L’article 1 de cette proposition de loi suggère d’encadrer la formation des intervenants “par l’établissement d’une certification obligatoire pour toute personne intervenant sur les réseaux à même de garantir leurs compétences, notamment de raccordement“. En plus de cette validation de compétences, la députée veut également s’attaquer au problème des multiples niveaux de sous-traitances. Elle veut ainsi qu’une limite des rangs de sous-traitance des opérateurs soit instaurée, avec un niveau défini par décret.

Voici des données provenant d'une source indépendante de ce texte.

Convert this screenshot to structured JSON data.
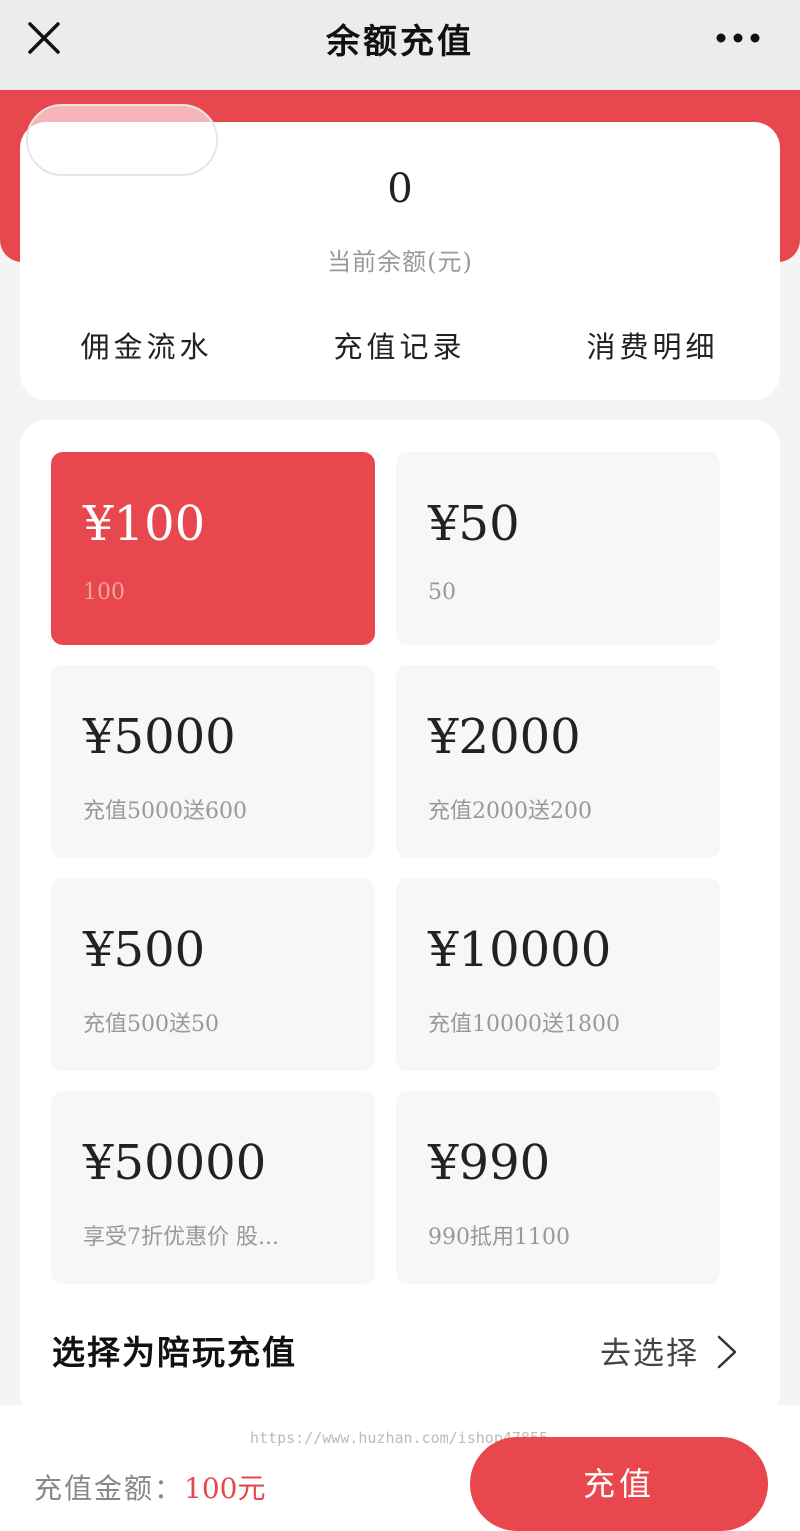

Le problème des multiples rangs, pouvant atteindre sept niveau de sous-traitance a déjà été abordé par l’Arcep avec notamment la tentative de le limiter à deux niveaux maximums. Ariel Turpin, délégué général de lAvicca, déplorait cependant en octobre dernier que “dans les faits, ça n’a pas changé“. Marie-Pierre Rixain affirme que “la limitation du rang de sous‑traitance est de nature à faciliter le suivi des prestations des sous‑traitants et, par conséquent, permettre d’améliorer la qualité des interventions. Rappelons qu’actuellement, on peut rencontrer jusqu’à huit niveaux de sous‑traitance ; une situation qui rend impossible l’identification de l’intervenant et participe du régime diffus de responsabilité constaté. “

Le second article de la proposition de loi se penche pour sa part sur une meilleure information concernant la qualité du réseau fibre, avec l’ajout d’indicateurs au sein du relevé géographique établi par l’Arcep, pour mettre mieux en avant “la couverture du territoire comme la qualité de couverture“. Le problème du déploiement et des malfaçons dans la fibre et un dossier sur lequel le régulateur des télécoms ne cesse de s’exprimer, sa présidente ayant plusieurs fois fait part de son agacement face aux situations relevées par les collectivités et les usagers.